Adapun ketetapan tentang Zona Ekonomi Eksklusif baru dikeluarkan pada UNCLOS III tahun 1982. Wilayah Zona Ekonomi Eksklusif Indonesia yang berbatasan dengan Malaysia mencapai total 1.200 mil atau 2.222 kilometer. ”Zona sepanjang ini belum ada yang disepakati,” ujar Sobar. Zona itu meliputi garis sepanjang 300 mil laut di Selat Malaka, 800 mil laut di Laut China Selatan, dan sekitar 100 mil laut di Laut Sulawesi.

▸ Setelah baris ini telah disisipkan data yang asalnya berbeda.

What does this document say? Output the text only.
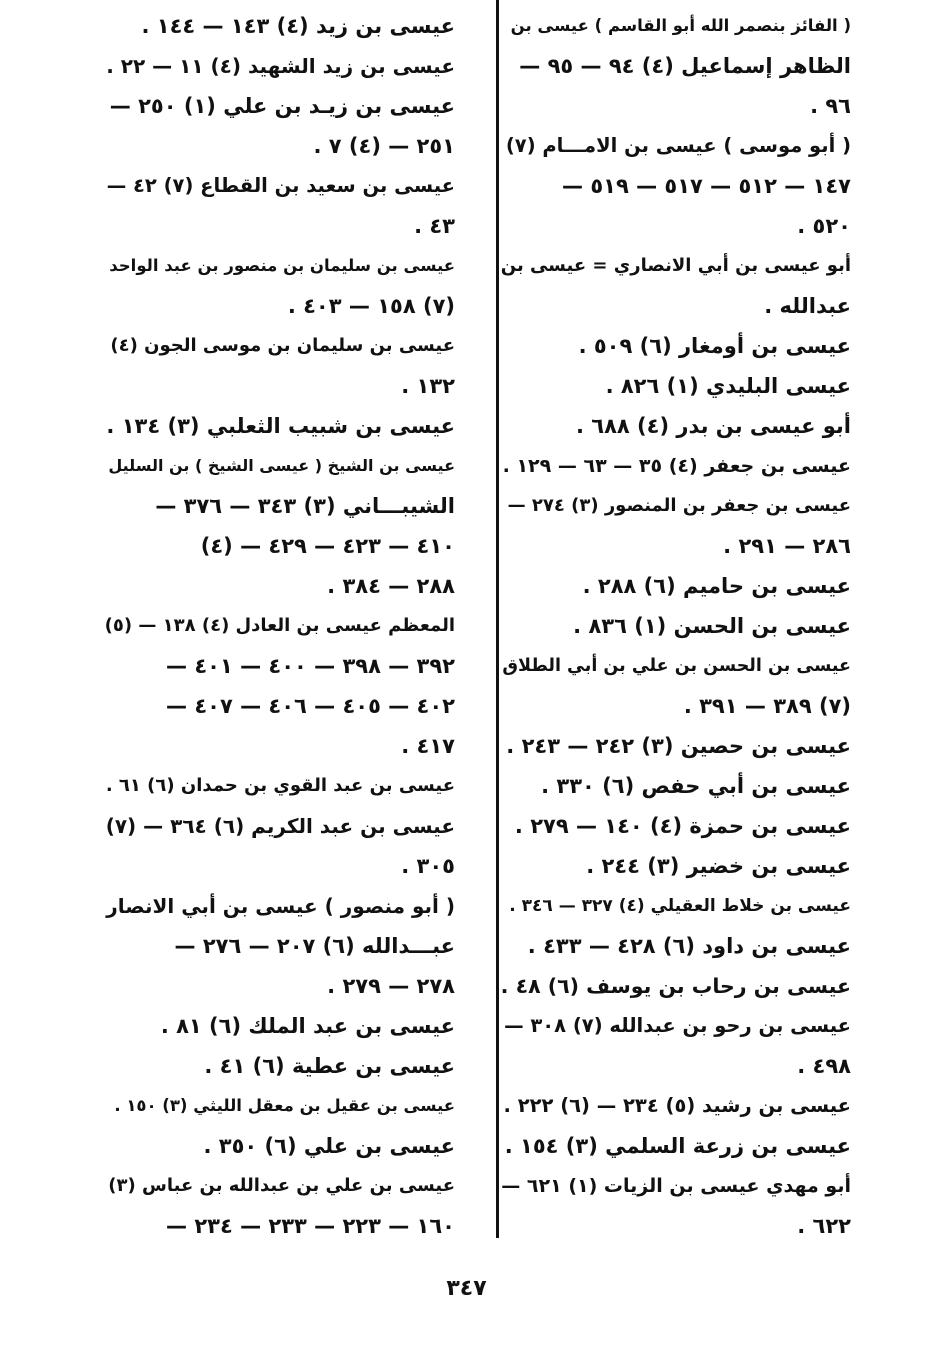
( الفائز بنصمر الله أبو القاسم ) عيسى بن
الظاهر إسماعيل (٤) ٩٤ — ٩٥ —
٩٦ .
( أبو موسى ) عيسى بن الامـــام (٧)
١٤٧ — ٥١٢ — ٥١٧ — ٥١٩ —
٥٢٠ .
أبو عيسى بن أبي الانصاري = عيسى بن
عبدالله .
عيسى بن أومغار (٦) ٥٠٩ .
عيسى البليدي (١) ٨٢٦ .
أبو عيسى بن بدر (٤) ٦٨٨ .
عيسى بن جعفر (٤) ٣٥ — ٦٣ — ١٢٩ .
عيسى بن جعفر بن المنصور (٣) ٢٧٤ —
٢٨٦ — ٢٩١ .
عيسى بن حاميم (٦) ٢٨٨ .
عيسى بن الحسن (١) ٨٣٦ .
عيسى بن الحسن بن علي بن أبي الطلاق
(٧) ٣٨٩ — ٣٩١ .
عيسى بن حصين (٣) ٢٤٢ — ٢٤٣ .
عيسى بن أبي حفص (٦) ٣٣٠ .
عيسى بن حمزة (٤) ١٤٠ — ٢٧٩ .
عيسى بن خضير (٣) ٢٤٤ .
عيسى بن خلاط العقيلي (٤) ٣٢٧ — ٣٤٦ .
عيسى بن داود (٦) ٤٢٨ — ٤٣٣ .
عيسى بن رحاب بن يوسف (٦) ٤٨ .
عيسى بن رحو بن عبدالله (٧) ٣٠٨ —
٤٩٨ .
عيسى بن رشيد (٥) ٢٣٤ — (٦) ٢٢٢ .
عيسى بن زرعة السلمي (٣) ١٥٤ .
أبو مهدي عيسى بن الزيات (١) ٦٢١ —
٦٢٢ .
عيسى بن زيد (٤) ١٤٣ — ١٤٤ .
عيسى بن زيد الشهيد (٤) ١١ — ٢٢ .
عيسى بن زيـد بن علي (١) ٢٥٠ —
٢٥١ — (٤) ٧ .
عيسى بن سعيد بن القطاع (٧) ٤٢ —
٤٣ .
عيسى بن سليمان بن منصور بن عبد الواحد
(٧) ١٥٨ — ٤٠٣ .
عيسى بن سليمان بن موسى الجون (٤)
١٣٢ .
عيسى بن شبيب الثعلبي (٣) ١٣٤ .
عيسى بن الشيخ ( عيسى الشيخ ) بن السليل
الشيبـــاني (٣) ٣٤٣ — ٣٧٦ —
٤١٠ — ٤٢٣ — ٤٢٩ — (٤)
٢٨٨ — ٣٨٤ .
المعظم عيسى بن العادل (٤) ١٣٨ — (٥)
٣٩٢ — ٣٩٨ — ٤٠٠ — ٤٠١ —
٤٠٢ — ٤٠٥ — ٤٠٦ — ٤٠٧ —
٤١٧ .
عيسى بن عبد القوي بن حمدان (٦) ٦١ .
عيسى بن عبد الكريم (٦) ٣٦٤ — (٧)
٣٠٥ .
( أبو منصور ) عيسى بن أبي الانصار
عبـــدالله (٦) ٢٠٧ — ٢٧٦ —
٢٧٨ — ٢٧٩ .
عيسى بن عبد الملك (٦) ٨١ .
عيسى بن عطية (٦) ٤١ .
عيسى بن عقيل بن معقل الليثي (٣) ١٥٠ .
عيسى بن علي (٦) ٣٥٠ .
عيسى بن علي بن عبدالله بن عباس (٣)
١٦٠ — ٢٢٣ — ٢٣٣ — ٢٣٤ —
٣٤٧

”Di antara perbatasan Zona Ekonomi Eksklusif tersebut yang sering menimbulkan konflik ada di Selat Malaka. Karena Malaysia menarik garis masuk ke dalam wilayah Zona Ekonomi Eksklusif yang ditetapkan Indonesia hingga sejauh 9 mil,” papar Sobar.

Menghadapi kondisi belum adanya kesepakatan batas wilayah di beberapa titik di Selat Malaka, Laut China Selatan, dan Laut Sulawesi, Indonesia perlu mengintensifkan patroli lautnya di tiga kawasan itu.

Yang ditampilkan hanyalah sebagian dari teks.